Loth made the sign of the sword. Ead closed her hand, extinguishing the heresy.
“Loth,” she said, “we must decide now whether we can be friends. We both need to be friends to Sabran if this world is to survive.”
“What do you mean?”
“There is much you don’t know.” An understatement indeed. “Sabran conceived a child with Aubrecht Lievelyn, the High Prince of Mentendon. He was killed. I will tell you all later,” she added, when he stared. “Not long after, a High Western came to Ascalon Palace. The White Wyrm, they called it.” She paused. “Sabran had a miscarriage.”
“Saint,” he said. “Sab—” His face was tight with sorrow. “I am sorry I was not there.”
“I wish you had been.” Ead watched his face. “There will be no other child, Loth. The Berethnet line is at an end. Wyrms are rising, Yscalin has all but declared war, and the Nameless One will rise again, soon. I am sure of it.”

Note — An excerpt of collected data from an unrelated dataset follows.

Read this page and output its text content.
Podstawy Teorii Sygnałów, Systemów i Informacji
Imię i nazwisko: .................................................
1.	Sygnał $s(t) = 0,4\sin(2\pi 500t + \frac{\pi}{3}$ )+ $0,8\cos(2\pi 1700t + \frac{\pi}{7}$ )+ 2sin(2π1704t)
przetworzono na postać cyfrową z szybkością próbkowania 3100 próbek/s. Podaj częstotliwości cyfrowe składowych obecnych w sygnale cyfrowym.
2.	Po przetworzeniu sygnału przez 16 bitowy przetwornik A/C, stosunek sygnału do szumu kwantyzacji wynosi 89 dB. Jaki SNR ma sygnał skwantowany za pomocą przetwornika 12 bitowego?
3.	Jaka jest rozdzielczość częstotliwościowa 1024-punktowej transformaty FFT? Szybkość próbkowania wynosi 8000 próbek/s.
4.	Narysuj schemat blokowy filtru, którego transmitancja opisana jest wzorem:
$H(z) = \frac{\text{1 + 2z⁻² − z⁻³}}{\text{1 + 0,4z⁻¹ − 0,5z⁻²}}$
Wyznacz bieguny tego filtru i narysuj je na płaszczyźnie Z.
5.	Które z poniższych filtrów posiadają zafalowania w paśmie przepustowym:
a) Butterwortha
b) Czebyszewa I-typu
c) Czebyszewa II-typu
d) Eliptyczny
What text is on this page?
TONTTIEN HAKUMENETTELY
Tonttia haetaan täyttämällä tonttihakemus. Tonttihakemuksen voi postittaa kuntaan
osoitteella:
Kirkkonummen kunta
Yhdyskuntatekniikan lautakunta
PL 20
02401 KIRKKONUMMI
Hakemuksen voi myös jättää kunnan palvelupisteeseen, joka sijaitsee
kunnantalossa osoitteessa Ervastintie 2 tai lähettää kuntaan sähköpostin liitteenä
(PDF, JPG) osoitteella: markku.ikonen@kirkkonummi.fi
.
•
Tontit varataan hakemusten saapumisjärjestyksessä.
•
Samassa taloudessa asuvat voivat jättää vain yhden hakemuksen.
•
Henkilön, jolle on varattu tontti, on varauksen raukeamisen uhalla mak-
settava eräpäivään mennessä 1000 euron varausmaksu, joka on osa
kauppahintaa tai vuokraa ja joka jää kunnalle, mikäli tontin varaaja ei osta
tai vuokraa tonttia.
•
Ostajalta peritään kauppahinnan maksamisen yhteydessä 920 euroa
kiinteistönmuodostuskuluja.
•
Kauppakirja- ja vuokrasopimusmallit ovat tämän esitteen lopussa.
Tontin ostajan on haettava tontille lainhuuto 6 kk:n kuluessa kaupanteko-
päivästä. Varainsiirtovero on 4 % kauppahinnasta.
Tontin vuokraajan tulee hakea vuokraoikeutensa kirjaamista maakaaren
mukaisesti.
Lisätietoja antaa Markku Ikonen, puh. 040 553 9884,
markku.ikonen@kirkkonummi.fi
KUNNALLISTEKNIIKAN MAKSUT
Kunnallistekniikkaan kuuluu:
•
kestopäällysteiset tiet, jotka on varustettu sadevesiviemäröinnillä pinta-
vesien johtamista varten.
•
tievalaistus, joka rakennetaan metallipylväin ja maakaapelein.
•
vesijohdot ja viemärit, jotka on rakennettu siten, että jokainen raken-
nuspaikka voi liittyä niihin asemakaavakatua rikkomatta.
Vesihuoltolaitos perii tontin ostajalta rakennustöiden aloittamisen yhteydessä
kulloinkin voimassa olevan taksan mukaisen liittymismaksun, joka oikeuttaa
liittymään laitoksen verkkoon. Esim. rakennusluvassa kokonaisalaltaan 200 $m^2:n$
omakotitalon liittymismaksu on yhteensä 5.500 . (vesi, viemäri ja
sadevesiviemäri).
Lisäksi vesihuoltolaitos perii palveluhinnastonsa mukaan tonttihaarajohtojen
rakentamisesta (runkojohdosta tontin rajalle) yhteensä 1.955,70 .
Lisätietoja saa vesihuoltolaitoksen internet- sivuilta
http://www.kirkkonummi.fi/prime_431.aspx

Loth was beginning to look very sick. “The Nameless One.”
“Yes. He will come,” Ead said, “though not because of Sabran. It has naught to do with her. Whether there is a queen in Inys or a sun in the sky, he will rise.”
Sweat dotted his brow.
“I think I know a way to defeat the Nameless One, but first we must secure Virtudom. Should it fall to civil war, the Draconic Army and the Flesh King will make short work of it.” Ead pressed the poultice against her belly. “Certain members of the Dukes Spiritual have abused their power for years. Now they know she will have no heir, I believe they will try to control Sabran, or even to usurp her.”
“By the Saint,” Loth murmured.
“You warned Meg about the Cupbearer. Do you know who it is?”